Bill Byrne

No. 66
- Position: Guard

Personal information
- Born: November 19, 1940 New York, New York, U.S.
- Died: June 23, 2021 (aged 80) Atlanta, Georgia, U.S.
- Listed height: 6 ft 0 in (1.83 m)
- Listed weight: 240 lb (109 kg)

Career information
- High school: Montclair (Montclair, New Jersey)
- College: Boston College
- NFL draft: 1962: 4th round, 55th overall pick

Career history

Playing
- Philadelphia Eagles (1962–1963); Cleveland Browns (1965)*; Lowell Giants (1967);
- * Offseason or practice squad member only

Coaching
- Lowell Giants (1967) Assistant coach; Lowell Giants (1968) Line coach;

Career NFL statistics
- Games played: 12
- Games started: 3
- Stats at Pro Football Reference

= Bill Byrne (American football) =

American football player (1940–2021)

William Joseph Byrne (November 19, 1940 – June 23, 2021) was an American football guard.

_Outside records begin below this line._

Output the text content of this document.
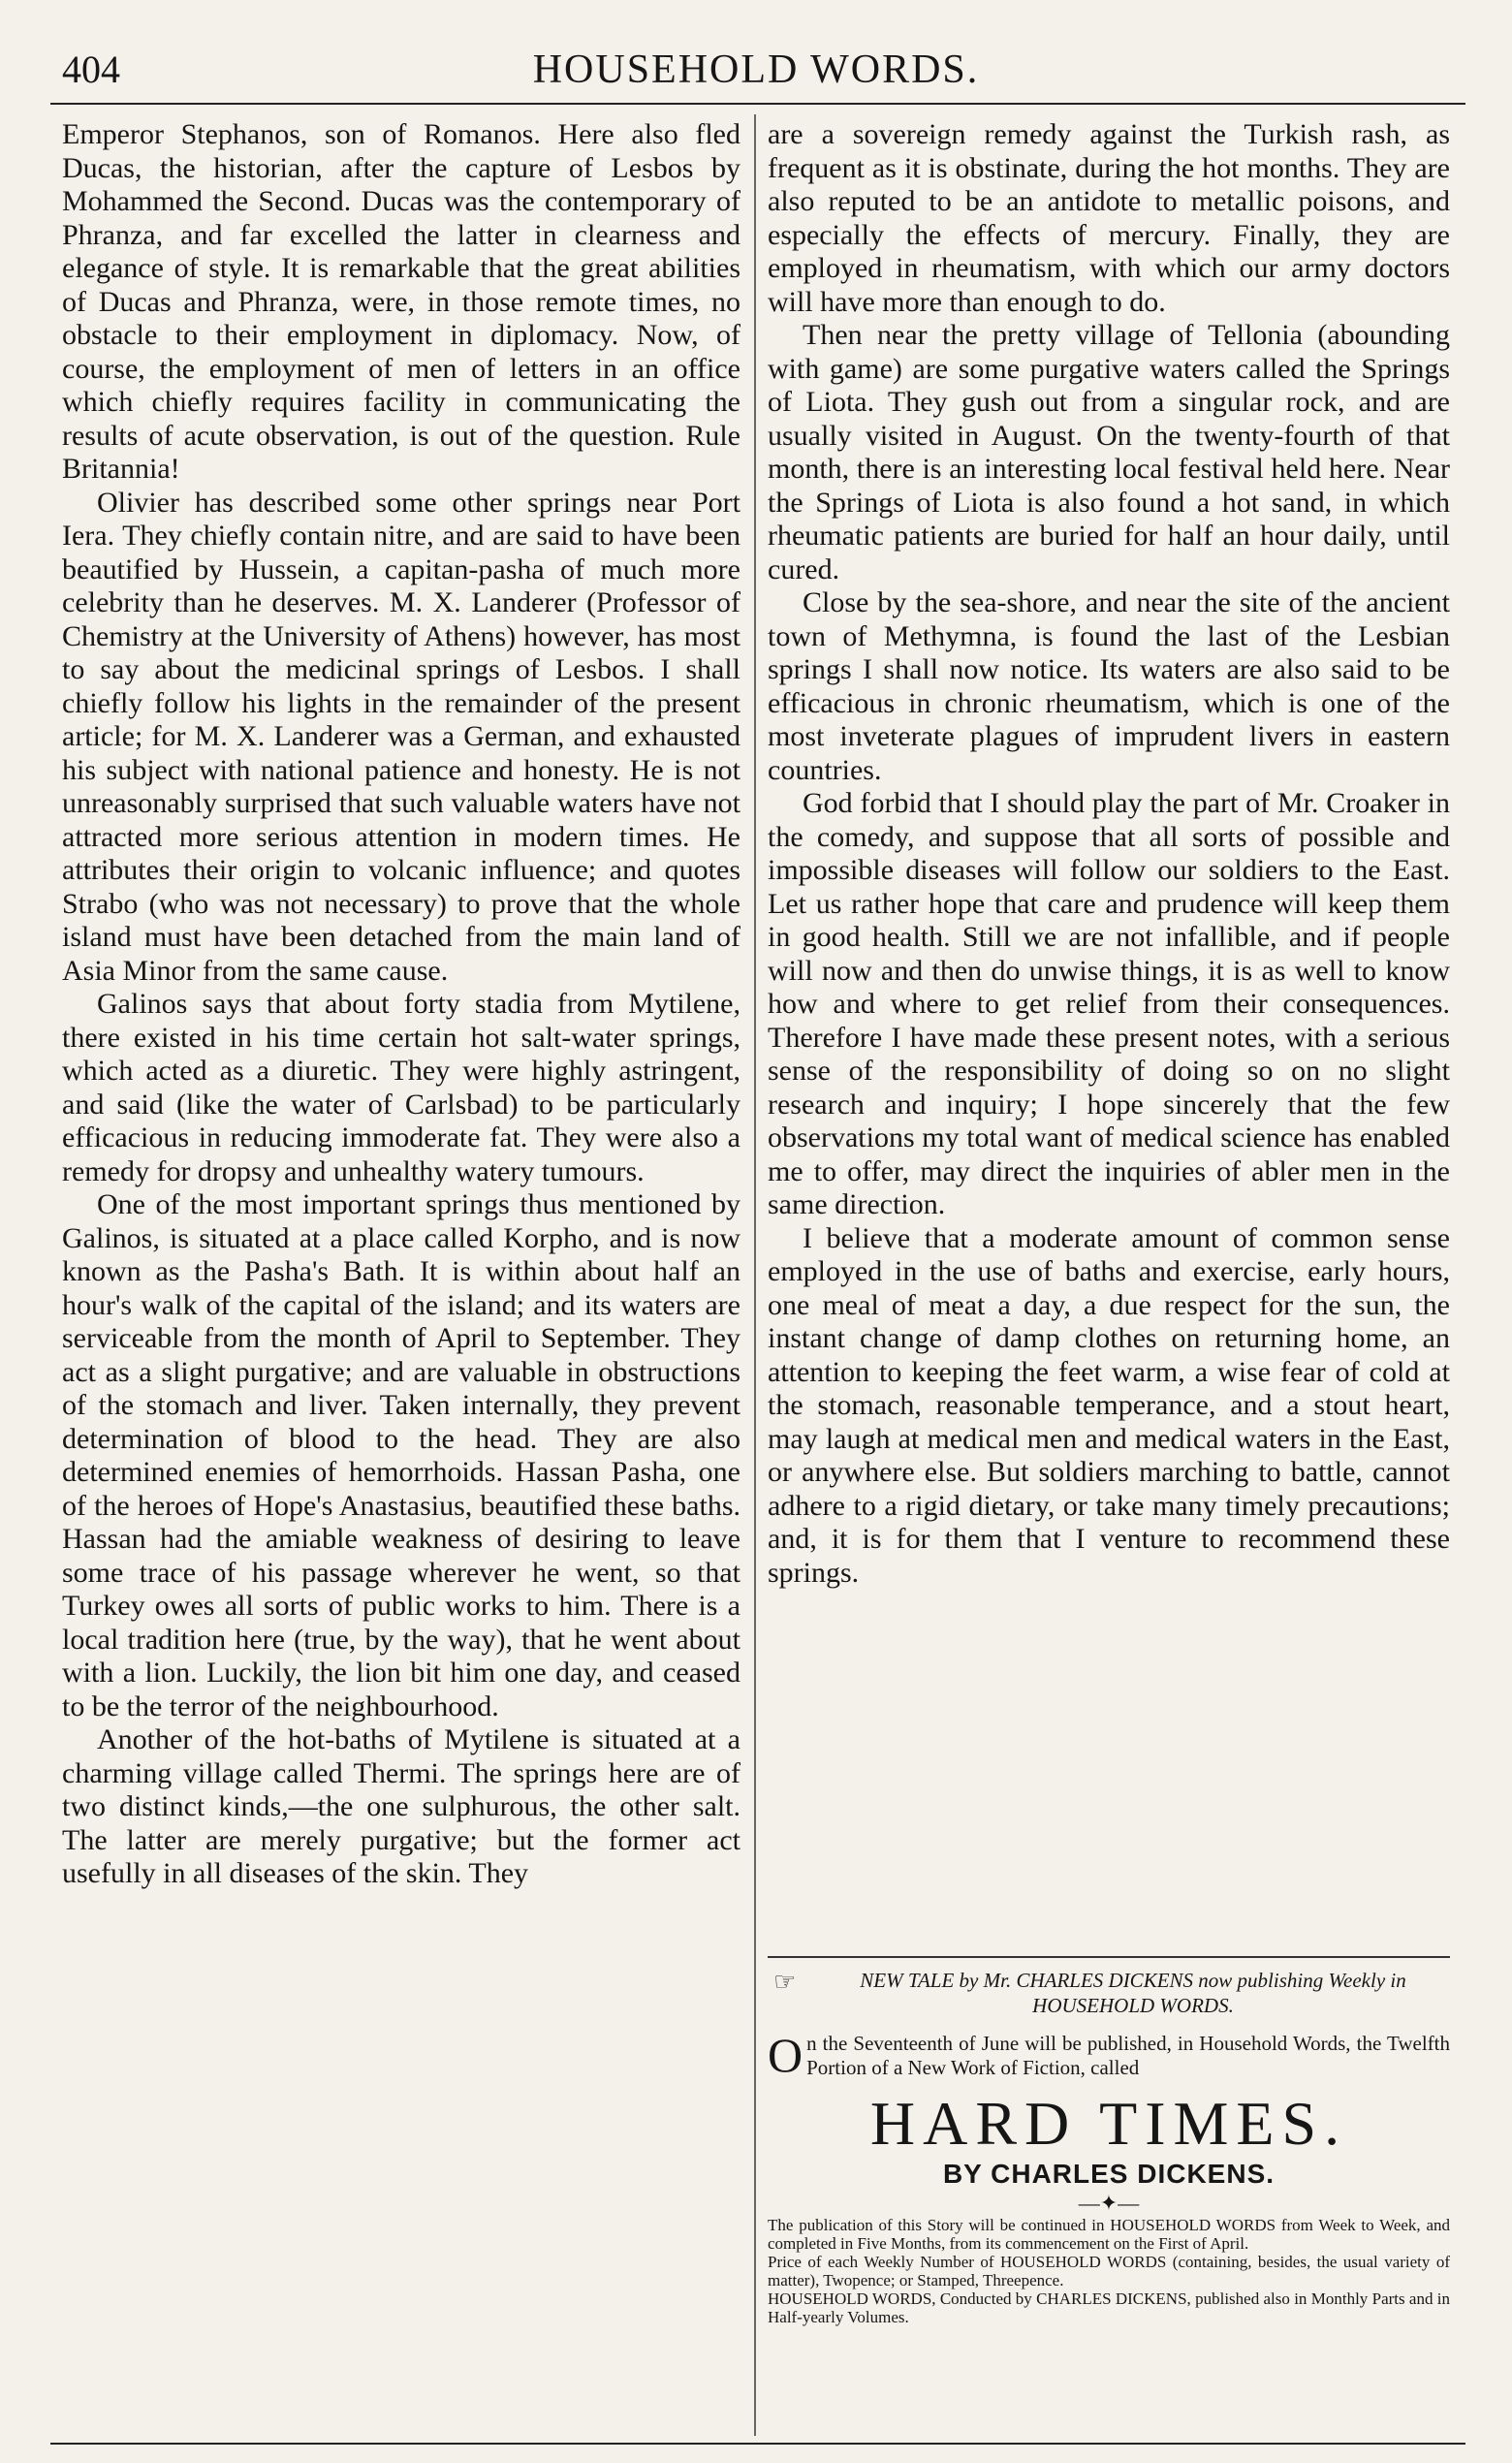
404	HOUSEHOLD WORDS.

Emperor Stephanos, son of Romanos. Here also fled Ducas, the historian, after the capture of Lesbos by Mohammed the Second. Ducas was the contemporary of Phranza, and far excelled the latter in clearness and elegance of style. It is remarkable that the great abilities of Ducas and Phranza, were, in those remote times, no obstacle to their employment in diplomacy. Now, of course, the employment of men of letters in an office which chiefly requires facility in communicating the results of acute observation, is out of the question. Rule Britannia!

Olivier has described some other springs near Port Iera. They chiefly contain nitre, and are said to have been beautified by Hussein, a capitan-pasha of much more celebrity than he deserves. M. X. Landerer (Professor of Chemistry at the University of Athens) however, has most to say about the medicinal springs of Lesbos. I shall chiefly follow his lights in the remainder of the present article; for M. X. Landerer was a German, and exhausted his subject with national patience and honesty. He is not unreasonably surprised that such valuable waters have not attracted more serious attention in modern times. He attributes their origin to volcanic influence; and quotes Strabo (who was not necessary) to prove that the whole island must have been detached from the main land of Asia Minor from the same cause.

Galinos says that about forty stadia from Mytilene, there existed in his time certain hot salt-water springs, which acted as a diuretic. They were highly astringent, and said (like the water of Carlsbad) to be particularly efficacious in reducing immoderate fat. They were also a remedy for dropsy and unhealthy watery tumours.

One of the most important springs thus mentioned by Galinos, is situated at a place called Korpho, and is now known as the Pasha's Bath. It is within about half an hour's walk of the capital of the island; and its waters are serviceable from the month of April to September. They act as a slight purgative; and are valuable in obstructions of the stomach and liver. Taken internally, they prevent determination of blood to the head. They are also determined enemies of hemorrhoids. Hassan Pasha, one of the heroes of Hope's Anastasius, beautified these baths. Hassan had the amiable weakness of desiring to leave some trace of his passage wherever he went, so that Turkey owes all sorts of public works to him. There is a local tradition here (true, by the way), that he went about with a lion. Luckily, the lion bit him one day, and ceased to be the terror of the neighbourhood.

Another of the hot-baths of Mytilene is situated at a charming village called Thermi. The springs here are of two distinct kinds,—the one sulphurous, the other salt. The latter are merely purgative; but the former act usefully in all diseases of the skin. They

are a sovereign remedy against the Turkish rash, as frequent as it is obstinate, during the hot months. They are also reputed to be an antidote to metallic poisons, and especially the effects of mercury. Finally, they are employed in rheumatism, with which our army doctors will have more than enough to do.

Then near the pretty village of Tellonia (abounding with game) are some purgative waters called the Springs of Liota. They gush out from a singular rock, and are usually visited in August. On the twenty-fourth of that month, there is an interesting local festival held here. Near the Springs of Liota is also found a hot sand, in which rheumatic patients are buried for half an hour daily, until cured.

Close by the sea-shore, and near the site of the ancient town of Methymna, is found the last of the Lesbian springs I shall now notice. Its waters are also said to be efficacious in chronic rheumatism, which is one of the most inveterate plagues of imprudent livers in eastern countries.

God forbid that I should play the part of Mr. Croaker in the comedy, and suppose that all sorts of possible and impossible diseases will follow our soldiers to the East. Let us rather hope that care and prudence will keep them in good health. Still we are not infallible, and if people will now and then do unwise things, it is as well to know how and where to get relief from their consequences. Therefore I have made these present notes, with a serious sense of the responsibility of doing so on no slight research and inquiry; I hope sincerely that the few observations my total want of medical science has enabled me to offer, may direct the inquiries of abler men in the same direction.

I believe that a moderate amount of common sense employed in the use of baths and exercise, early hours, one meal of meat a day, a due respect for the sun, the instant change of damp clothes on returning home, an attention to keeping the feet warm, a wise fear of cold at the stomach, reasonable temperance, and a stout heart, may laugh at medical men and medical waters in the East, or anywhere else. But soldiers marching to battle, cannot adhere to a rigid dietary, or take many timely precautions; and, it is for them that I venture to recommend these springs.

☞	NEW TALE by Mr. CHARLES DICKENS now publishing Weekly in HOUSEHOLD WORDS.
O n the Seventeenth of June will be published, in Household Words, the Twelfth Portion of a New Work of Fiction, called
HARD TIMES.
BY CHARLES DICKENS.
—✦—

The publication of this Story will be continued in HOUSEHOLD WORDS from Week to Week, and completed in Five Months, from its commencement on the First of April.

Price of each Weekly Number of HOUSEHOLD WORDS (containing, besides, the usual variety of matter), Twopence; or Stamped, Threepence.

HOUSEHOLD WORDS, Conducted by CHARLES DICKENS, published also in Monthly Parts and in Half-yearly Volumes.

He played professional football for the Philadelphia Eagles of the National Football League (NFL).

==Early life==
Byrne was born in New York City in 1940. Raised in Montclair, New Jersey, he played prep football at Montclair High School, leading a team that lost only one game in his final two seasons. He played college football at Boston College from 1959 to 1961.

==Career==
He was drafted by the Philadelphia Eagles in the fourth round (55th overall pick) of the 1962 NFL draft. Despite having a matching offer from the Dallas Texans of the American Football League, he signed with the Eagles in December 1961. He was the lone rookie slated to play in an early exhibition game in 1962, but he sustained a slipped disc in a warmup prior to the game. He missed the entire 1962 season due to the injury, and he was injured again during a pre-season game in 1963, this time injuring both his back and his knee. He was released by the Eagles at the start of the 1963 season but then recalled to the team. He appeared in 12 games with the Eagles during the 1963 season. He returned to the Eagles in 1964, but was cut at the end of August.

==Death==
Byrne died in June 2021 at age 80 in Atlanta.